2017-01-30 117 views
4

我正在構建openoffice文檔。我有一個腳手架,我用它來生成我的content.xml文件。內容-scaffold.xml文件存儲在文件系統,看起來像這樣:ElementTree:爲什麼我的名稱空間聲明被刪除?

<?xml version="1.0" encoding="UTF-8"?> 
    <office:document-content 
    xmlns:anim="urn:oasis:names:tc:opendocument:xmlns:animation:1.0" 
    xmlns:chart="urn:oasis:names:tc:opendocument:xmlns:chart:1.0" 
    xmlns:config="urn:oasis:names:tc:opendocument:xmlns:config:1.0" 
    xmlns:db="urn:oasis:names:tc:opendocument:xmlns:database:1.0" 
    xmlns:dc="http://purl.org/dc/elements/1.1/" 
    xmlns:dr3d="urn:oasis:names:tc:opendocument:xmlns:dr3d:1.0" 
    xmlns:draw="urn:oasis:names:tc:opendocument:xmlns:drawing:1.0" 
    xmlns:fo="urn:oasis:names:tc:opendocument:xmlns:xsl-fo-compatible:1.0" 
    xmlns:form="urn:oasis:names:tc:opendocument:xmlns:form:1.0" 
    xmlns:grddl="http://www.w3.org/2003/g/data-view#" 
    xmlns:manifest="urn:oasis:names:tc:opendocument:xmlns:manifest:1.0" 
    xmlns:math="http://www.w3.org/1998/Math/MathML" 
    xmlns:meta="urn:oasis:names:tc:opendocument:xmlns:meta:1.0" 
    xmlns:number="urn:oasis:names:tc:opendocument:xmlns:datastyle:1.0" 
    xmlns:odf="http://docs.oasis-open.org/ns/office/1.2/meta/odf#" 
    xmlns:of="urn:oasis:names:tc:opendocument:xmlns:of:1.2" 
    xmlns:office="urn:oasis:names:tc:opendocument:xmlns:office:1.0" 
    xmlns:pkg="http://docs.oasis-open.org/ns/office/1.2/meta/pkg#" 
    xmlns:presentation="urn:oasis:names:tc:opendocument:xmlns:presentation:1.0" 
    xmlns:script="urn:oasis:names:tc:opendocument:xmlns:script:1.0" 
    xmlns:smil="urn:oasis:names:tc:opendocument:xmlns:smil-compatible:1.0" 
    xmlns:style="urn:oasis:names:tc:opendocument:xmlns:style:1.0" 
    xmlns:svg="urn:oasis:names:tc:opendocument:xmlns:svg-compatible:1.0" 
    xmlns:table="urn:oasis:names:tc:opendocument:xmlns:table:1.0" 
    xmlns:text="urn:oasis:names:tc:opendocument:xmlns:text:1.0" 
    xmlns:xforms="http://www.w3.org/2002/xforms" 
    xmlns:xhtml="http://www.w3.org/1999/xhtml" 
    xmlns:xlink="http://www.w3.org/1999/xlink" 
    office:version="1.2"> 

    <office:automatic-styles> 

    <style:style style:family="text" style:name="Strong"> 
     <style:text-properties 
     fo:color="#000000" 
     fo:font-weight="bold" /> 
    </style:style> 

    </office:automatic-styles> 


    <office:body> 
    <office:text> 
     <!-- content will go here --> 
    </office:text> 
    </office:body> 

</office:document-content> 

的想法是,我將這些XML注入的東西帶進辦公室:文本標籤(在python),然後渲染回來。在這個例子中,我正在注入一個簡單的文本:p標籤。

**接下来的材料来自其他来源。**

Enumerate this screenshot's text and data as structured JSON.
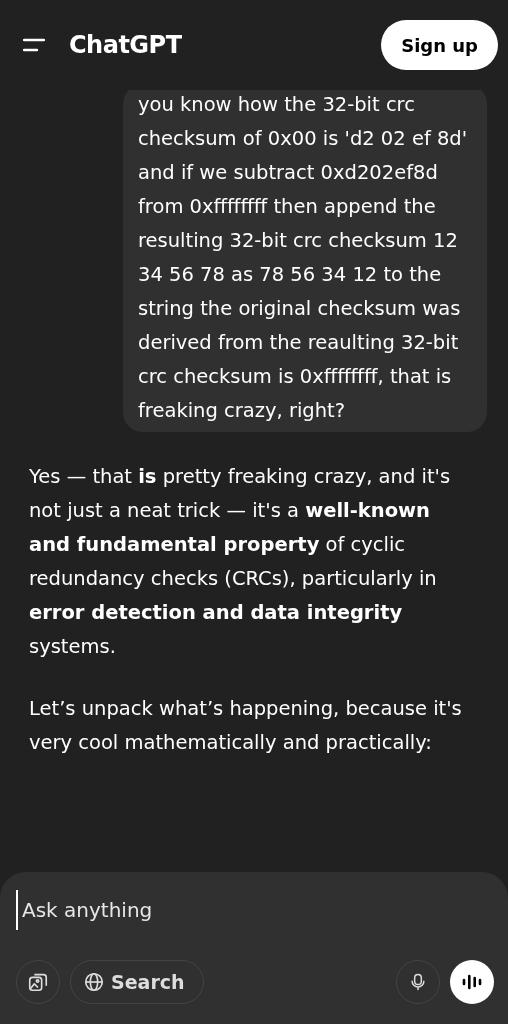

document_content = ElementTree.parse('content-scaffold.xml').getroot() 
office_body = document_content.find('office:body', NAMESPACES) 
office_text = office_body.find('office:text', NAMESPACES) 
p = ElementTree.SubElement(office_text, 'text:p') 
p.text = "Hello" 

然而,這是空間中聲明的樣子,一旦呈現:

<office:document-content 
xmlns:fo="urn:oasis:names:tc:opendocument:xmlns:xsl-fo-compatible:1.0" 
xmlns:office="urn:oasis:names:tc:opendocument:xmlns:office:1.0" 
xmlns:style="urn:oasis:names:tc:opendocument:xmlns:style:1.0" 
office:version="1.2"> 

這將導致以下錯誤:

Namespace prefix text on p is not defined

這是很明顯,ElementTree的是僅保留的xmlns需要聲明(在我的例子中,辦公室和樣式,因爲它們是content-scaffold.xml中唯一的聲明),而且它非常整齊。但是,我真的很想要它們,以便能夠使用所有名稱空間。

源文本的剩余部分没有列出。